Aligning Policies for a Low-carbon Economy

image of Aligning Policies for a Low-carbon Economy

This report produced in co-operation with the International Energy Agency (IEA), the International Transport Forum (ITF) and the Nuclear Energy Agency (NEA) identifies the misalignments between climate change objectives and policy and regulatory frameworks across a range of policy domains (investment, taxation, innovation and skills, trade, and adaptation) and activities at the heart of climate policy (electricity, urban mobility and rural land use).

Outside of countries’ core climate policies, many of the regulatory features of today’s economies have been built around the availability of fossil fuels and without any regard for the greenhouse gas emissions stemming from human activities. This report makes a diagnosis of these contradictions and points to means of solving them to support a more effective transition of all countries to a low-carbon economy.
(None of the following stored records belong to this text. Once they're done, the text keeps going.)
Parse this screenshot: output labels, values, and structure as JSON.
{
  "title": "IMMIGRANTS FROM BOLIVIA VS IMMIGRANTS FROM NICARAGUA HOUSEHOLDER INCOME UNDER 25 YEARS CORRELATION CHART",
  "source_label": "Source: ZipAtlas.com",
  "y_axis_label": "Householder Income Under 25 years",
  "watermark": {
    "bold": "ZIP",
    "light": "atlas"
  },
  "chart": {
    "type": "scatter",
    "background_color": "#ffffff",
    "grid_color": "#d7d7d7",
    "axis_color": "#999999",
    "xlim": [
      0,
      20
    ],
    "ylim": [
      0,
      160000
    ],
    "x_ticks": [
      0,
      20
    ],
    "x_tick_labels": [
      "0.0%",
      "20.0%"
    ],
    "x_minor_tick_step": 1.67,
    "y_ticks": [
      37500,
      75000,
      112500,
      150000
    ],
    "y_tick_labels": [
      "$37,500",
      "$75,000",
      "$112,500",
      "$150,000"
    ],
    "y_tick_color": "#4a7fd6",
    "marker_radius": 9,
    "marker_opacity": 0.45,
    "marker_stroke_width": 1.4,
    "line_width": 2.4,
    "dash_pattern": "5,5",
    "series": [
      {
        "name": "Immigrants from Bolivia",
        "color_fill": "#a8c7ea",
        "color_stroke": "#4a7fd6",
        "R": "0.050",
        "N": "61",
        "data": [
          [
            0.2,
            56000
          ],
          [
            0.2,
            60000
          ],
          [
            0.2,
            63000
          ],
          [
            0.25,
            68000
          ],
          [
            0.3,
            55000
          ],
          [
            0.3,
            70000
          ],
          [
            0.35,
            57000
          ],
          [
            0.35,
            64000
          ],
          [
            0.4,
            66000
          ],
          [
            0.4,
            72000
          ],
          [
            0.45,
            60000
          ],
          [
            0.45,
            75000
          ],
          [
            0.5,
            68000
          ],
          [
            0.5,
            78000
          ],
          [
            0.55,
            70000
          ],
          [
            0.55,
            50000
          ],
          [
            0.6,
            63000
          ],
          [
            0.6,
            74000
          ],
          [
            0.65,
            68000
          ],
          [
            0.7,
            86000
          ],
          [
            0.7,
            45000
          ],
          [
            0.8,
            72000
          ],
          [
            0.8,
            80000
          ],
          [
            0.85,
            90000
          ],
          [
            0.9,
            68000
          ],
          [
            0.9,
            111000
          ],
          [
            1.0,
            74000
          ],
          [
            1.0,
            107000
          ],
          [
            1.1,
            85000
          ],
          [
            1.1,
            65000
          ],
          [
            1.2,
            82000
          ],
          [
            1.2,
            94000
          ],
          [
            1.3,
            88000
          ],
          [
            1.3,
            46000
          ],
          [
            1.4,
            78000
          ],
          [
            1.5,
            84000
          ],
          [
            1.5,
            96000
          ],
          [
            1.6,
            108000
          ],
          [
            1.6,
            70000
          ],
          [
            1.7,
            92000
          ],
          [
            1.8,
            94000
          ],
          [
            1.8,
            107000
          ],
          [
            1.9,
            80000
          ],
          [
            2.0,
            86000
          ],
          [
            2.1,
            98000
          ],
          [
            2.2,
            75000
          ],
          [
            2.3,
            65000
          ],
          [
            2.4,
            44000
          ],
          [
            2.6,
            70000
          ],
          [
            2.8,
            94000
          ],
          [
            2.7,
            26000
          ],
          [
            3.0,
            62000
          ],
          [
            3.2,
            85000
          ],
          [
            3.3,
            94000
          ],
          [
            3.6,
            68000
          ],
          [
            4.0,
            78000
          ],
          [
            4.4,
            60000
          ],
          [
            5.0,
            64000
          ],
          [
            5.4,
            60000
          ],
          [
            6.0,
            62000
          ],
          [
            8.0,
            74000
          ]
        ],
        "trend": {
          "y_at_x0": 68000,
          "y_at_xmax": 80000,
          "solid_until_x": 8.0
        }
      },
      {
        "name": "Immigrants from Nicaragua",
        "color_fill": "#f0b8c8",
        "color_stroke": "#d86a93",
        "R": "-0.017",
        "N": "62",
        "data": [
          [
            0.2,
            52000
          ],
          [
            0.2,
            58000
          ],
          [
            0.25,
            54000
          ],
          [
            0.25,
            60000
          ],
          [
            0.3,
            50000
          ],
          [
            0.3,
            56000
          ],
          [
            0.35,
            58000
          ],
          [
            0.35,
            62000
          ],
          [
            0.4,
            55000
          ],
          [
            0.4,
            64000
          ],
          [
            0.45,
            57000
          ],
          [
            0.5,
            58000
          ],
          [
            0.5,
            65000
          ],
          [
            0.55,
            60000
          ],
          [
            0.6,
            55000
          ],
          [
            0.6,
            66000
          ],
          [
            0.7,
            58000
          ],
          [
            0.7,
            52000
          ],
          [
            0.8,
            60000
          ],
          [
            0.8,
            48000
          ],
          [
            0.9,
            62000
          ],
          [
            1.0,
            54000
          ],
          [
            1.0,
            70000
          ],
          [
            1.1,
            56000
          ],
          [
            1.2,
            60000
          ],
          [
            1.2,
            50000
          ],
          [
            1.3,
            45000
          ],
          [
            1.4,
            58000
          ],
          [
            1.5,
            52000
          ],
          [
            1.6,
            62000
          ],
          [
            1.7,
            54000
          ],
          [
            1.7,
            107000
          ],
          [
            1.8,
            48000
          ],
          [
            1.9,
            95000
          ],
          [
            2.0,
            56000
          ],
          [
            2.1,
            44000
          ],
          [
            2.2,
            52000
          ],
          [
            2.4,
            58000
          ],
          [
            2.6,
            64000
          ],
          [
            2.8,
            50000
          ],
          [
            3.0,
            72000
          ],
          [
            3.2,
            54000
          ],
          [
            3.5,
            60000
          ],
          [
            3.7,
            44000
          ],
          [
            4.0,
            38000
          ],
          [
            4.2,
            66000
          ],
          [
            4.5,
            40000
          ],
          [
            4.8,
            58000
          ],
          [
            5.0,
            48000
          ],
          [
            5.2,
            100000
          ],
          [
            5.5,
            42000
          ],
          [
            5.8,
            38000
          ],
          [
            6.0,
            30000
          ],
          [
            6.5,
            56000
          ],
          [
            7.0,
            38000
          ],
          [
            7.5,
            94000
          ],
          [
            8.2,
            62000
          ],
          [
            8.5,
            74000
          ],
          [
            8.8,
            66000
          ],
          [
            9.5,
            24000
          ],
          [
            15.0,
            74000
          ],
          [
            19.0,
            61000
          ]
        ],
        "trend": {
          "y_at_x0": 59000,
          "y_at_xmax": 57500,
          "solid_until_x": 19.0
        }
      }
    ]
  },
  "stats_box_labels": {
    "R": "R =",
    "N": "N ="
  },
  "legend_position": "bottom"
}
Strengthening incentives for sustainable land use

Sustainable land-management practices – reduced deforestation, restoring degraded land, low-carbon agricultural practices and increased carbon sequestration in soils and forests – can contribute to significant greenhouse gas emission reductions while responding to growing food demand. They could also improve the resilience of our economies to a changing climate by protecting ecosystems. Achieving this will require an integrated approach that breaks down the silos between climate change, agriculture, food security, forestry and environment policies. This chapter explores misalignments arising from the existence of environmentally harmful agricultural subsidies, the lack of valuation of ecosystem services and forest protection, and the incentives leading to food waste across the agriculture value chain.